Vision loss from macular degeneration can affect your ability to do things such as read, recognize faces and drive. These tips may help you cope with your changing vision:

  • Ask your eye doctor to check your eyeglass prescription. If you wear contacts or glasses, be sure your prescription is up to date. If new glasses don't help, ask for a referral to a low vision specialist.
  • Use magnifiers. A variety of magnifying devices can help you with reading and other close-up work, such as sewing. Such devices include hand-held magnifying lenses or magnifying lenses you wear like glasses.

    You also may use a closed-circuit television system that uses a video camera to magnify reading material and project it on a video screen.
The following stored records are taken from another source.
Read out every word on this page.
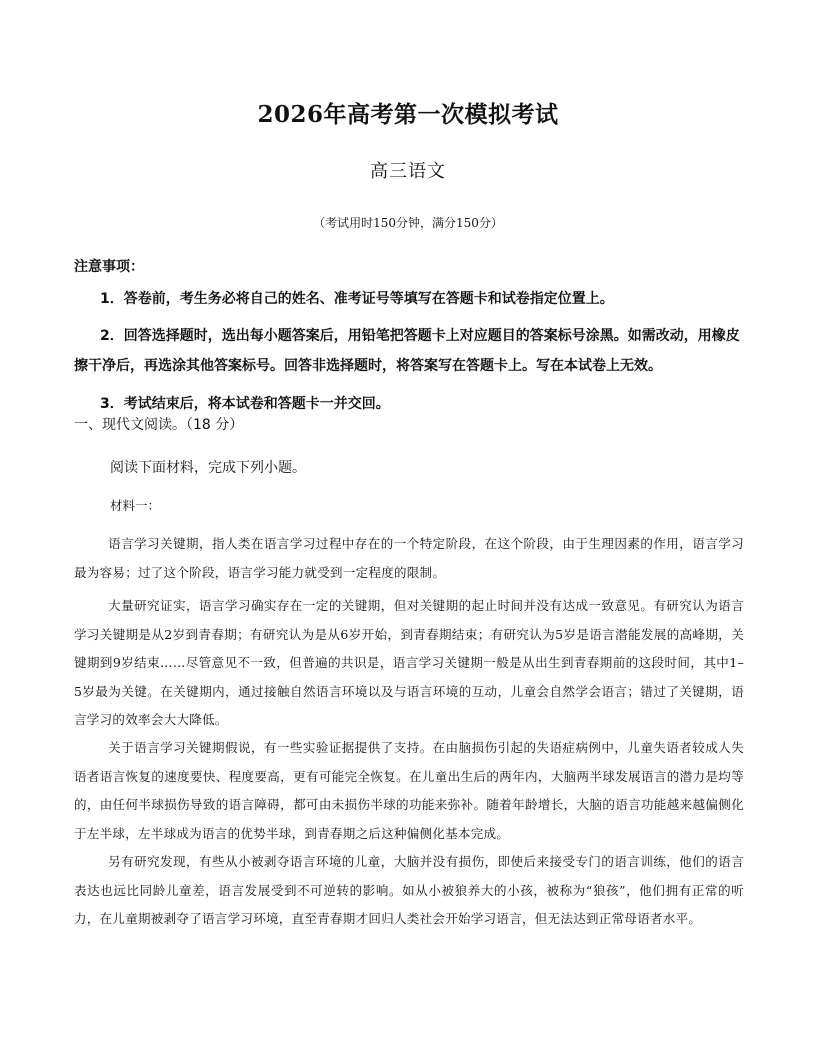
2026年高考第一次模拟考试
高三语文
（考试用时150分钟，满分150分）
注意事项：
1．答卷前，考生务必将自己的姓名、准考证号等填写在答题卡和试卷指定位置上。
2．回答选择题时，选出每小题答案后，用铅笔把答题卡上对应题目的答案标号涂黑。如需改动，用橡皮擦干净后，再选涂其他答案标号。回答非选择题时，将答案写在答题卡上。写在本试卷上无效。
3．考试结束后，将本试卷和答题卡一并交回。
一、现代文阅读。（18 分）
阅读下面材料，完成下列小题。
材料一：
语言学习关键期，指人类在语言学习过程中存在的一个特定阶段，在这个阶段，由于生理因素的作用，语言学习最为容易；过了这个阶段，语言学习能力就受到一定程度的限制。
大量研究证实，语言学习确实存在一定的关键期，但对关键期的起止时间并没有达成一致意见。有研究认为语言学习关键期是从2岁到青春期；有研究认为是从6岁开始，到青春期结束；有研究认为5岁是语言潜能发展的高峰期，关键期到9岁结束……尽管意见不一致，但普遍的共识是，语言学习关键期一般是从出生到青春期前的这段时间，其中1–5岁最为关键。在关键期内，通过接触自然语言环境以及与语言环境的互动，儿童会自然学会语言；错过了关键期，语言学习的效率会大大降低。
关于语言学习关键期假说，有一些实验证据提供了支持。在由脑损伤引起的失语症病例中，儿童失语者较成人失语者语言恢复的速度要快、程度要高，更有可能完全恢复。在儿童出生后的两年内，大脑两半球发展语言的潜力是均等的，由任何半球损伤导致的语言障碍，都可由未损伤半球的功能来弥补。随着年龄增长，大脑的语言功能越来越偏侧化于左半球，左半球成为语言的优势半球，到青春期之后这种偏侧化基本完成。
另有研究发现，有些从小被剥夺语言环境的儿童，大脑并没有损伤，即使后来接受专门的语言训练，他们的语言表达也远比同龄儿童差，语言发展受到不可逆转的影响。如从小被狼养大的小孩，被称为“狼孩”，他们拥有正常的听力，在儿童期被剥夺了语言学习环境，直至青春期才回归人类社会开始学习语言，但无法达到正常母语者水平。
  • Change your computer display and add audio systems. Adjust the font size in your computer's settings. And adjust your monitor to show more contrast. You also may add speech-output systems or other technologies to your computer.
  • Use electronic reading aids and voice interfaces. Try large-print books, tablet computers and audiobooks. Some tablet and smartphone apps are designed to help people with low vision. And many of these devices now come with voice recognition features.
  • Select special appliances made for low vision. Some clocks, radios, telephones and other appliances have extra-large numbers. You may find it easier to watch a television with a larger high-definition screen, or you may want to sit closer to the screen.
  • Use brighter lights in your home. Better lighting helps with reading and other daily activities, and it also may reduce the risk of falling.
  • Consider your transportation options. If you drive, check with your doctor to see if it's safe to continue doing so. Be extra cautious in certain situations, such as driving at night, in heavy traffic or in bad weather. Use public transportation or ask a friend or family member to help, especially with night driving. Or use local van or shuttle services, volunteer driving networks, or rideshares.
  • Get support. Having macular degeneration can be difficult, and you may need to make changes in your life. You may go through many emotions as you adjust. Consider talking to a counselor or joining a support group. Spend time with supportive family members and friends.

Preparing for your appointment

You will likely need a dilated eye exam to check for macular degeneration. Make an appointment with a doctor who specializes in eye care, such as an optometrist or an ophthalmologist. An eye doctor can perform a complete eye exam.

What you can do

Before your appointment:

  • When you make the appointment, ask if you need to do anything to prepare.
  • List any symptoms you're experiencing, including those that seem unrelated to your vision problem.
  • List all medicines, vitamins and supplements you take, including doses.
  • Ask a family member or friend to go with you. Having your pupils dilated for the eye exam will affect your vision for a time afterward, so you may need someone to drive or be with you after your appointment.
  • List questions to ask during your appointment.

For macular degeneration, questions to ask include:

  • Do I have dry or wet macular degeneration?
  • How advanced is my macular degeneration?
  • Is it safe for me to drive?
  • Will I experience further vision loss?
  • Can my condition be treated?
  • Will taking a vitamin or mineral supplement help prevent further vision loss?
  • What's the best way to monitor my vision for any changes?
  • What changes in my symptoms should I call you about?
  • What low vision aids might be helpful to me?
  • What lifestyle changes can I make to protect my vision?

What to expect from your doctor

Your eye doctor is likely to ask you a number of questions, such as:

  • When did you first notice your vision problem?
  • Does the condition affect one or both eyes?
  • Do you have trouble seeing things near you, at a distance or both?
  • Do you smoke or did you used to smoke? If so, how much?
  • What types of foods do you eat?
  • Do you have other medical problems, such as high cholesterol, high blood pressure or diabetes?
  • Do you have a family history of macular degeneration?